First, it created a PAC, called AIPAC PAC, to give money to candidates. Then, it created a super PAC, called United Democracy Project (UDP), whose name is turning out to be a textbook example of doublespeak. Among supporters of UDP at the $1 million level are major Republican donors.
Despite raising significant funds from Republicans, UDP has been spending money in Democratic primaries, supporting AIPAC-aligned candidates against Democrats who have been more critical of Israeli policy. Among UDP’s big targets: Representative Andy Levin of Michigan, a self-identified Zionist and former synagogue president with a strong record of support for workers and addressing international human rights violations, including the Israeli occupation. Levin, at least in part due to the huge influx of AIPAC-organized money, lost his primary on August 2. AIPAC claimed it as a victory for the “pro-Israel” cause.
AIPAC’s press releases and tweets attacked Levin for his record on Israel and Palestine. Its advertisements didn’t mention the issue at all. AIPAC knew its issues didn’t have salience in most of his district, so they ignored Israel and Palestine. To put a finer point on what is happening, a national organization with access to huge sums of money, much of it from Republicans, is seeking to determine the outcome of Democratic primaries by ignoring the very issue the group works on.
This is not how a democracy should work. Summer Lee, a working-class US House candidate from Pennsylvania who managed to win despite millions in AIPAC spending against her, put it this way in a recent tweet. “I’m expected to somehow raise millions to fend off multimillion dollar attacks.… Limitless corporate and dark money in elections is objectively bad and antithetical to building a truly reflective democracy.” Amen.
Also bad for democracy: insurrectionists seeking to overturn fair elections.
You probably remember them from the day they stormed the Capitol building, seeking to stop the certification of the 2020 election and pave the way for a second Trump term.
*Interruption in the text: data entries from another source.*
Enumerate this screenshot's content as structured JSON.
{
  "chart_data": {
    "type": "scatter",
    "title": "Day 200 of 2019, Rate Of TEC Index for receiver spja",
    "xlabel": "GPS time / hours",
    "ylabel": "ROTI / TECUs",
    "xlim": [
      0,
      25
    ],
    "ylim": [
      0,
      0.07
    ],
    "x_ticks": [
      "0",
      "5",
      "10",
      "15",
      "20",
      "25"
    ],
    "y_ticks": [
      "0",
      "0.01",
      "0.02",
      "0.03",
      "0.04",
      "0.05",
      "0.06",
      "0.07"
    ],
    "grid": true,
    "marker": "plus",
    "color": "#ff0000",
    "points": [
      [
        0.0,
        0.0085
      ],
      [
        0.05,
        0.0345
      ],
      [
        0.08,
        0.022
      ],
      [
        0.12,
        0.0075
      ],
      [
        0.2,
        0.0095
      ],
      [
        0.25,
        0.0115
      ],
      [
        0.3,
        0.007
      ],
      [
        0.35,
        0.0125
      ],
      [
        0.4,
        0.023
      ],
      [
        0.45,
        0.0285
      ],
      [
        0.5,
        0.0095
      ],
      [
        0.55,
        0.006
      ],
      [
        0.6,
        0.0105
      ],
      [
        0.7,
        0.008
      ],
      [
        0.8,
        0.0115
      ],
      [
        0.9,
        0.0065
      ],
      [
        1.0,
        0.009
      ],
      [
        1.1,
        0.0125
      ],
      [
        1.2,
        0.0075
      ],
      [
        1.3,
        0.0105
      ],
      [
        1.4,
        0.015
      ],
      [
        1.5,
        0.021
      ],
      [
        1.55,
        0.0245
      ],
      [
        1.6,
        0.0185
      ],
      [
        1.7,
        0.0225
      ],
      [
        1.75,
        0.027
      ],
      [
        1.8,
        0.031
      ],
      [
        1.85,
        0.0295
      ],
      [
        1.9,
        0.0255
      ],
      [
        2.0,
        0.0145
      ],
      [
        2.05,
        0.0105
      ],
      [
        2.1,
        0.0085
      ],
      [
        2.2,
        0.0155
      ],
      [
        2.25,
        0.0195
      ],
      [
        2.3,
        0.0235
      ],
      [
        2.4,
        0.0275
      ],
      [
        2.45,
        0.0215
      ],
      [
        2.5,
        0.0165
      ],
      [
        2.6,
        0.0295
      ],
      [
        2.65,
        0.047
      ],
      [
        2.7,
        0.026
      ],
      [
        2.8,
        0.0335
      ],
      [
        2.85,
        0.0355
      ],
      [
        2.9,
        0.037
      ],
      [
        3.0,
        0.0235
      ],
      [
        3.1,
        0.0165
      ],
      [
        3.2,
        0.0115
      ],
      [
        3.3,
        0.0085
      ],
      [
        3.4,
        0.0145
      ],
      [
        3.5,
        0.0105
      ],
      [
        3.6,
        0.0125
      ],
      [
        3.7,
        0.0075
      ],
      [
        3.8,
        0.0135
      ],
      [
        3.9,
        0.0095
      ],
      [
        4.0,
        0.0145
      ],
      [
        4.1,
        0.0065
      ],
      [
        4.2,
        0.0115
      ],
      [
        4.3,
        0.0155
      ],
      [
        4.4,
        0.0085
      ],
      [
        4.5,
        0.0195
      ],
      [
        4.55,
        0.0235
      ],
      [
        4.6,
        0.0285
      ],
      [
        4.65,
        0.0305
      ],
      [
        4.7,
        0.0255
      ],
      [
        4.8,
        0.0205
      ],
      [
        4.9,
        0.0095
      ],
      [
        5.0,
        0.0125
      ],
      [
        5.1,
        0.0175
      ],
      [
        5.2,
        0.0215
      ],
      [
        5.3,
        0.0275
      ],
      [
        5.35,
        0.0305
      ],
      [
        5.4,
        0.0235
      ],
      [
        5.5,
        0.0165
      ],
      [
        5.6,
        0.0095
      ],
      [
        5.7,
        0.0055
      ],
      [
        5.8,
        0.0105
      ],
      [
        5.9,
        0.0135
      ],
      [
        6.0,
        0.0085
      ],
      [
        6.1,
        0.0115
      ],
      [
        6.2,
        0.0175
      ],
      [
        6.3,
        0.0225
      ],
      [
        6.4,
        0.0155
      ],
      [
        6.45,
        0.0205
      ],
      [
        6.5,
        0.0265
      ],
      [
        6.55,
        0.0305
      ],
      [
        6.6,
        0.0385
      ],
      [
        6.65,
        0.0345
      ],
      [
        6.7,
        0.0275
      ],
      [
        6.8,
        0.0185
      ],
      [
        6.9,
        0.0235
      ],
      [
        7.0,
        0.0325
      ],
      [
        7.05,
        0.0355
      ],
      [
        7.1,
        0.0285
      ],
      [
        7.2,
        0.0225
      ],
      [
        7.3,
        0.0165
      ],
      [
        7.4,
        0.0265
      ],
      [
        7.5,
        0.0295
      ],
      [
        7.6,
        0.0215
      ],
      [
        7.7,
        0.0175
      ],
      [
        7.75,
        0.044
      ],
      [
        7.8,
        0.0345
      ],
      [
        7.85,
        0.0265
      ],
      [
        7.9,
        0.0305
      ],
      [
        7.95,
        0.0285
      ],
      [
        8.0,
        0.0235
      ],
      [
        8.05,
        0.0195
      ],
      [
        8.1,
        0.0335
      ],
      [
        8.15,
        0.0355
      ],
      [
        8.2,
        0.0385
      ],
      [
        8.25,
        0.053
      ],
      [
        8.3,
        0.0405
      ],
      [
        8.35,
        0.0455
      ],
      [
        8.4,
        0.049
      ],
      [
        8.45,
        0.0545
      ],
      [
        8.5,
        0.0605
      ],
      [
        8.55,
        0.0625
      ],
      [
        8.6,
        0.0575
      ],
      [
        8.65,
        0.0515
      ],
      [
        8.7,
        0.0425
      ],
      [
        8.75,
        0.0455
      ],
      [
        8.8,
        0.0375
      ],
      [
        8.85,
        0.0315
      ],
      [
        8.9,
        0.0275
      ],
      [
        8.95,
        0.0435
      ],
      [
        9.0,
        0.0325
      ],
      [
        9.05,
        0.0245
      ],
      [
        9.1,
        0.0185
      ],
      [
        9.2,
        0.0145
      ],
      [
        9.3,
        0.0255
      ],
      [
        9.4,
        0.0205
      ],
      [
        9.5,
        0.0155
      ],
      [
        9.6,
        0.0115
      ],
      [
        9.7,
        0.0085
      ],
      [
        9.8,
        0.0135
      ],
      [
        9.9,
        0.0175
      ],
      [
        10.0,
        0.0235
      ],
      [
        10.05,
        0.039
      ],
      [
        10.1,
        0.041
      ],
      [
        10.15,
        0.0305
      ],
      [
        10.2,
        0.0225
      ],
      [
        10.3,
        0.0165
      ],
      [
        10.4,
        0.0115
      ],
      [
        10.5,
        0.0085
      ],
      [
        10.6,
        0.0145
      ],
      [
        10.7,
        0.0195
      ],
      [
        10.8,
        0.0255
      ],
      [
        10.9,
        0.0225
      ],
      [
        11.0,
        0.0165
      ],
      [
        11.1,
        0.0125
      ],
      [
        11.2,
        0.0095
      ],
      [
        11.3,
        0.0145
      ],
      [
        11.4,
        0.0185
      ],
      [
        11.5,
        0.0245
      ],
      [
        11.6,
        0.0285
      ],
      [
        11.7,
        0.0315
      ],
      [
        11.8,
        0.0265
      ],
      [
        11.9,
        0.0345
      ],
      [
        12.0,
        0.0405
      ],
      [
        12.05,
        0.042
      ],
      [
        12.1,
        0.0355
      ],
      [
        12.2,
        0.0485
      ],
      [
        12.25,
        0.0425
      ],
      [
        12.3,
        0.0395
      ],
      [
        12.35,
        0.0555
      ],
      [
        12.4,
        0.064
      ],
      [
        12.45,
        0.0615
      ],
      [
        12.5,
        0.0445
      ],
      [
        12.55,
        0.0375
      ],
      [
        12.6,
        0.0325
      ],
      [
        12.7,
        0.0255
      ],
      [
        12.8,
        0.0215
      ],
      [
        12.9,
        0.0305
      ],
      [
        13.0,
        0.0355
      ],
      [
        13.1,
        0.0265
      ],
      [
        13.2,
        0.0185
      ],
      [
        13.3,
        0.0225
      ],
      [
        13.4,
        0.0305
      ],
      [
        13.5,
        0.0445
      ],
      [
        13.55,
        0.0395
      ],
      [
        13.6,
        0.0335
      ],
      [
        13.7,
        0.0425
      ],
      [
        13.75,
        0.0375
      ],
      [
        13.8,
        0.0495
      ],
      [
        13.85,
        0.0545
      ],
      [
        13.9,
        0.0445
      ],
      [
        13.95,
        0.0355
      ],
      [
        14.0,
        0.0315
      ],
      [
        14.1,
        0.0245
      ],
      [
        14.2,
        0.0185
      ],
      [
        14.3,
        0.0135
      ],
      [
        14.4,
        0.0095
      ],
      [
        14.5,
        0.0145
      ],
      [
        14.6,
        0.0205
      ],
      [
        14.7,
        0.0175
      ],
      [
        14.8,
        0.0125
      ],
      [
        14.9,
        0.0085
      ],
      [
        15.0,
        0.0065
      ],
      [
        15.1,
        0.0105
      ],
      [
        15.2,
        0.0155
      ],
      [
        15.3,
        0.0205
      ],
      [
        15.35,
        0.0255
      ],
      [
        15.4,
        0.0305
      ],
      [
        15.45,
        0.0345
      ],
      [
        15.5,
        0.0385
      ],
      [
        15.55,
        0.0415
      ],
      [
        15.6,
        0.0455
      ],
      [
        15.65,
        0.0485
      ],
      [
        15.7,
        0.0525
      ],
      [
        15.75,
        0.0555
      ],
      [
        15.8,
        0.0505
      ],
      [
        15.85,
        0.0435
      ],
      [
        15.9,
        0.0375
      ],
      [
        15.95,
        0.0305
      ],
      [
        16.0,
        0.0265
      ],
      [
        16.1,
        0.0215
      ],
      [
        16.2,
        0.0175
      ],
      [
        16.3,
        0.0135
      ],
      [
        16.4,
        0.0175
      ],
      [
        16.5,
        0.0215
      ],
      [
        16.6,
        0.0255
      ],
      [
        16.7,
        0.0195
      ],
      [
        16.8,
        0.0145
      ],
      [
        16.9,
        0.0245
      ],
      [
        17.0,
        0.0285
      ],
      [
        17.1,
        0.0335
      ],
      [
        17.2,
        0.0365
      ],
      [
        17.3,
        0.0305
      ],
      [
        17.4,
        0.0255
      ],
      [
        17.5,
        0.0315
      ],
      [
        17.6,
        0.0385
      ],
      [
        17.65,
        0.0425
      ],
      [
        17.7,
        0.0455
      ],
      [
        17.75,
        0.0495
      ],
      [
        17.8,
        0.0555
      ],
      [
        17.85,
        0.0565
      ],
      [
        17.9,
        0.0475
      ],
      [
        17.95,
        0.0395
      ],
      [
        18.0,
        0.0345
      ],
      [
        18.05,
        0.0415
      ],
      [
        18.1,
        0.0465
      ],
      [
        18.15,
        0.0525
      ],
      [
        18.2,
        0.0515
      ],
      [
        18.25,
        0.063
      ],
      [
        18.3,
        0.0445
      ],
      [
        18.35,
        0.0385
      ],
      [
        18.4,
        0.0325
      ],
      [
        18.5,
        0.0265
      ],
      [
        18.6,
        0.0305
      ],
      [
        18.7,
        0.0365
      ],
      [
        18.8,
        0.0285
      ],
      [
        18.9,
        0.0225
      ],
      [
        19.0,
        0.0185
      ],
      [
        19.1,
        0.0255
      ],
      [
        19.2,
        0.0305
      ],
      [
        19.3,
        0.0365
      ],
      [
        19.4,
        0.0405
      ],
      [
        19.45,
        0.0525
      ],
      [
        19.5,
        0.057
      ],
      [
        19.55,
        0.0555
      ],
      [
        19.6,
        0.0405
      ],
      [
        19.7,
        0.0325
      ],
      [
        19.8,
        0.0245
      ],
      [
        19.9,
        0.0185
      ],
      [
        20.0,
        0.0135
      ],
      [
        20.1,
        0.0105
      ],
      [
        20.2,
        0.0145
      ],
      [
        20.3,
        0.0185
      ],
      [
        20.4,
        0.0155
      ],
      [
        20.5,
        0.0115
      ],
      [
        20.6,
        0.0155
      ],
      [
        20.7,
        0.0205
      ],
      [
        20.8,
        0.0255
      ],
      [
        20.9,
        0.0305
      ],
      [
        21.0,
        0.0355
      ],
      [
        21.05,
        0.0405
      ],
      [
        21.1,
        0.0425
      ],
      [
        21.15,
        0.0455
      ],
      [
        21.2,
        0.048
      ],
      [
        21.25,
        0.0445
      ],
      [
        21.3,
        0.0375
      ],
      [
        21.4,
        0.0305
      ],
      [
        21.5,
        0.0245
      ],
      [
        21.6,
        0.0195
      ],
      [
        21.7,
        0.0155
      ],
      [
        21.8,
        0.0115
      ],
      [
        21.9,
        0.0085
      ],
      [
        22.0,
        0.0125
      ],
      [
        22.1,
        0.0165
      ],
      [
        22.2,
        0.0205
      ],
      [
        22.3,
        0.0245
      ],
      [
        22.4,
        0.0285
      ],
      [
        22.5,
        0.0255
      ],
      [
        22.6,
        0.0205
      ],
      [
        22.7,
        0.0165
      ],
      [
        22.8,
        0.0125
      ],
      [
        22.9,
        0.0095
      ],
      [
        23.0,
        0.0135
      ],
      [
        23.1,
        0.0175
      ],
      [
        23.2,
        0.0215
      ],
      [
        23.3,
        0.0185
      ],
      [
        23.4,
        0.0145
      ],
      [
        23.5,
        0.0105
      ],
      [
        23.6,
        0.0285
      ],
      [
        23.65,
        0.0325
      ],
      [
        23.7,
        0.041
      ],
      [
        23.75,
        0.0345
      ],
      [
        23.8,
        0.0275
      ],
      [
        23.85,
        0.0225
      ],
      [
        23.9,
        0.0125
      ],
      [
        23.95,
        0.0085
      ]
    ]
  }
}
You might also remember how, later that same night, 147 Republican members of Congress voted not to certify the election, signaling their disdain for the rule of law and our electoral process. And you have seen many of the current crop of incumbents and challengers at the federal and state levels continuing to insist that the last election was stolen and that the January 6 attack was an act of high patriotism.
AIPAC has endorsed 109 of these insurrectionists, including Representative Scott Perry of Pennsylvania. Perry, you may recall, used a House Foreign Affairs Committee meeting to promote a conspiracy, embraced by white supremacists, that immigrants, (encouraged by Jews), are flocking to the United States to “replace” native-born Americans. Perry also voted against certifying Biden’s election.
You would think a super PAC with the word “democracy” in its name, formed to support a country it considers the “only democracy in the Middle East,” on behalf of a community that has thrived in liberal democracies, would care if its candidates are hostile to democracy. You would be wrong.
…Our country is at an inflection point. Too many Americans seem willing to toss aside our liberal democratic traditions and institutions— traditions and institutions that provide a level of stability critical to our community’s safety and success. Let’s not join them, before we break a democracy that cannot be easily fixed.